Часть 2
Великий холод
VII
ФРГ, пограничный переход в Лауэнбурге на Эльбе,
2 октября 1962 года
– Ваши документы, пожалуйста.
Максим Баженов подал офицеру завернутый в клеенку паспорт гражданина Федеративной Республики Германия. Документ изготовили несколько дней назад в Первом главном управлении КГБ по просьбе Андрея Ярового; ему искусно придали слегка потрепанный вид, умело вклеили фотографию Максима и истекающую визу ГДР. Пограничный контроль на стороне социалистической Германии он прошел без сучка и задоринки, теперь оставалось проникнуть на «загнивающий Запад».

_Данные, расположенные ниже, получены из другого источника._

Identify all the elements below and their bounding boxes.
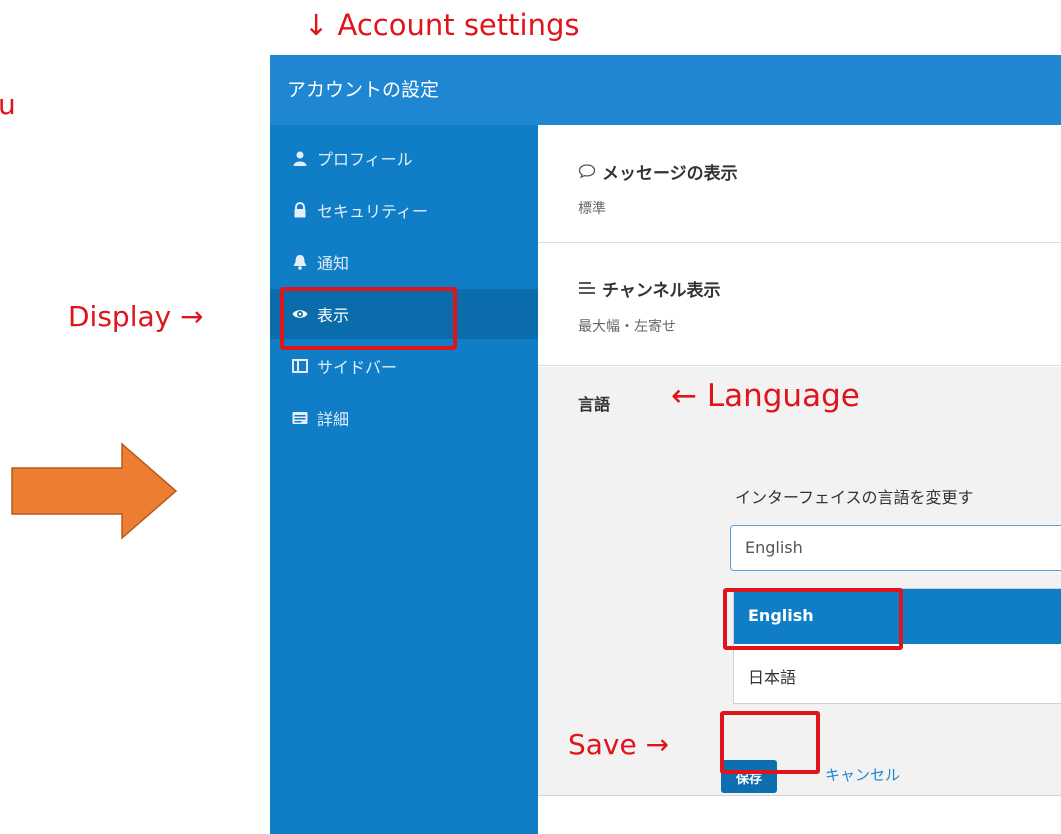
bell-icon <box>293 255 307 270</box>
highlight-english-box <box>723 588 903 650</box>
sidebar-item-advanced[interactable]: 詳細 <box>270 393 538 443</box>
setting-value: 最大幅・左寄せ <box>578 319 676 335</box>
language-title: 言語 <box>578 395 611 414</box>
language-description: インターフェイスの言語を変更す <box>735 488 974 507</box>
language-input-value: English <box>745 538 803 557</box>
highlight-display-box <box>280 287 457 350</box>
columns-icon <box>292 359 308 373</box>
highlight-save-box <box>720 711 820 774</box>
option-label: 日本語 <box>748 668 797 687</box>
annotation-language: ← Language <box>671 378 860 414</box>
annotation-display: Display → <box>68 300 204 333</box>
title-bar: アカウントの設定 <box>270 55 1061 125</box>
setting-channel-display[interactable]: チャンネル表示 最大幅・左寄せ <box>538 243 1061 366</box>
sidebar-item-label: サイドバー <box>317 358 398 377</box>
speech-bubble-icon <box>578 164 596 179</box>
setting-title: チャンネル表示 <box>602 281 721 301</box>
sidebar-item-label: 詳細 <box>317 410 350 429</box>
sidebar-item-label: 通知 <box>317 254 350 273</box>
setting-value: 標準 <box>578 201 606 217</box>
annotation-save: Save → <box>568 728 670 761</box>
annotation-account-settings: ↓ Account settings <box>304 8 580 42</box>
annotation-cut-text: u <box>0 88 16 121</box>
user-icon <box>293 151 307 166</box>
lock-icon <box>294 202 306 218</box>
language-option-japanese[interactable]: 日本語 <box>734 647 1061 702</box>
setting-message-display[interactable]: メッセージの表示 標準 <box>538 125 1061 243</box>
sidebar: プロフィール セキュリティー 通知 表示 サイドバー 詳細 <box>270 125 538 834</box>
sidebar-item-label: セキュリティー <box>317 202 429 221</box>
language-select-input[interactable]: English <box>730 525 1061 571</box>
card-icon <box>292 412 308 424</box>
account-settings-window: アカウントの設定 プロフィール セキュリティー 通知 表示 サイドバー 詳細 メ… <box>270 55 1061 834</box>
cancel-link[interactable]: キャンセル <box>825 764 900 785</box>
align-left-icon <box>579 282 595 294</box>
sidebar-item-notifications[interactable]: 通知 <box>270 237 538 287</box>
setting-title: メッセージの表示 <box>602 164 738 184</box>
window-title: アカウントの設定 <box>287 79 440 101</box>
orange-arrow-icon <box>11 442 178 540</box>
sidebar-item-profile[interactable]: プロフィール <box>270 133 538 183</box>
sidebar-item-security[interactable]: セキュリティー <box>270 185 538 235</box>
sidebar-item-label: プロフィール <box>317 150 413 169</box>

– Гюнтер Штайгер, – прочел офицер вслух. – Герр Штайгер, с какой целью вы посещали советскую зону?
Пограничник неторопливо листал документ, покачиваясь с мыска на пятку. У него был долгий скучный день в мокрой от дождя стеклянной будке у шлагбаума, и до конца смены оставалось еще несколько часов. Он даже не смотрел на Максима.
– Я навещал родственников в Дрездене.
– Кем работают ваши родственники?
– Тетка служит в трамвайном депо, двоюродный брат ходит в школу.
– А вы сами?
– Страховой агент.
– Вы провели в Дрездене две недели?
– Почти.
– Кроме Дрездена, были еще где-то?
– Останавливался в Берлине на один день. На обратном пути.
– С какой целью?
– Осмотреть достопримечательности, – пожал Максим плечами.

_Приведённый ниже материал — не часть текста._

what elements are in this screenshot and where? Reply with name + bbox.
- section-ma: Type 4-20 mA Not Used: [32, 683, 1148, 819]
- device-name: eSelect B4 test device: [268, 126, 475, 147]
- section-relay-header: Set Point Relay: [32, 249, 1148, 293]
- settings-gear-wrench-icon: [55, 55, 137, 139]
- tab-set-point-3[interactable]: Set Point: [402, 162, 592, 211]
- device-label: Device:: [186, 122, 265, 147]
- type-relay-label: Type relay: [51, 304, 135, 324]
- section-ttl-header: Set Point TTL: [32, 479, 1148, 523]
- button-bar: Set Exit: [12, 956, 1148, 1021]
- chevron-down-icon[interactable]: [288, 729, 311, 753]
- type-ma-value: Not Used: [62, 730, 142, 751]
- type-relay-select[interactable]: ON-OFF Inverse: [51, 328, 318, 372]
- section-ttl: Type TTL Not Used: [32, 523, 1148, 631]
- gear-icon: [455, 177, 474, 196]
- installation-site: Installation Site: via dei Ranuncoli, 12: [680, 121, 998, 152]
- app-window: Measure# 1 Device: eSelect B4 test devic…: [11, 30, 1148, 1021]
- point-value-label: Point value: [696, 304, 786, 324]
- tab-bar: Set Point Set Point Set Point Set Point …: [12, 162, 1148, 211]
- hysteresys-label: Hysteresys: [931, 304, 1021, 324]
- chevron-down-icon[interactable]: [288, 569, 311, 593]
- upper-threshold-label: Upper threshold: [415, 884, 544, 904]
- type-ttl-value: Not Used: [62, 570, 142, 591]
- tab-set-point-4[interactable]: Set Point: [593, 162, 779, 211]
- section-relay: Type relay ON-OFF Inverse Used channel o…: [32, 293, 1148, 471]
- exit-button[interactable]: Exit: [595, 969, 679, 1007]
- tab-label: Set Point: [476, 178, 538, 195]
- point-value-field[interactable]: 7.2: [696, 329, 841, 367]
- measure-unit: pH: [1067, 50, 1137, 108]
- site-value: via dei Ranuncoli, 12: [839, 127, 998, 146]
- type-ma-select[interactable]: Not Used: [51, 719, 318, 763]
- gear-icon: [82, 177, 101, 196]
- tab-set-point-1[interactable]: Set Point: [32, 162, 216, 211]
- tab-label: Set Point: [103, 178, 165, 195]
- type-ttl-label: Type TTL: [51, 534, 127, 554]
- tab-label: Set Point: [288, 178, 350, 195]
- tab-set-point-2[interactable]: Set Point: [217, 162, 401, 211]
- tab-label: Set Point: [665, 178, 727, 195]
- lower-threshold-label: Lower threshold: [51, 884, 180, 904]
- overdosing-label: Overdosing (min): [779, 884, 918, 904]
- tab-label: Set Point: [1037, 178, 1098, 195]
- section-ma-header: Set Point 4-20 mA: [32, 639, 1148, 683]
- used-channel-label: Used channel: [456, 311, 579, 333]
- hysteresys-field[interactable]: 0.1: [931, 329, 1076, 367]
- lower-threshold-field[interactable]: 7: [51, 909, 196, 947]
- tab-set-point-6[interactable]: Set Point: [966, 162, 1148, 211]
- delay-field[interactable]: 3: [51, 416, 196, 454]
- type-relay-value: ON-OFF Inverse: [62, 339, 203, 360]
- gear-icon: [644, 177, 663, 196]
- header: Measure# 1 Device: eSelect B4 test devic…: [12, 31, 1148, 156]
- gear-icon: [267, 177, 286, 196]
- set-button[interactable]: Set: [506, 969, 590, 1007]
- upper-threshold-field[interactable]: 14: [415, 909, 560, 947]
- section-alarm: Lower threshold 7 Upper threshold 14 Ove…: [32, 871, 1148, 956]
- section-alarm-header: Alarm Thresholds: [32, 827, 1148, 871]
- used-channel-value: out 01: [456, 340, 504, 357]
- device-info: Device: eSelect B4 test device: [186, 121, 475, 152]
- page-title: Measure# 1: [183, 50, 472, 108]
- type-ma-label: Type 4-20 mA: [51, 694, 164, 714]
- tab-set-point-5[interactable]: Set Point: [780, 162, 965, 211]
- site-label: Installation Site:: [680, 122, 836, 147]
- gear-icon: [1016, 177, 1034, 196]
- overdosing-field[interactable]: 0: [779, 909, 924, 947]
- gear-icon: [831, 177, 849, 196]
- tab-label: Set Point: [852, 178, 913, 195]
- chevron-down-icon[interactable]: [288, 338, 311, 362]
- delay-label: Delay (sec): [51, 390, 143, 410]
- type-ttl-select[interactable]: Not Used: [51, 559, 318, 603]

Офицер в задумчивости пожевал губами, разглядывая его старенький костюм, купленный в Москве на барахолке у метро «Таганская». Не слишком ли ты молод, парень, для страхового агента?
– У вас южный выговор, – отметил он, – вы баварец?
– Я вырос в Вюрцбурге, в Нижней Франконии, – терпеливо пояснил Максим.
– А скажите, герр Штайгер, не просил ли кто-нибудь вас что-то передать в ФРГ? Посылку или, может быть, письмо?
Пограничник вдруг впился взглядом голубых глаз в Максима: попробуйте-ка солгать мне, уважаемый.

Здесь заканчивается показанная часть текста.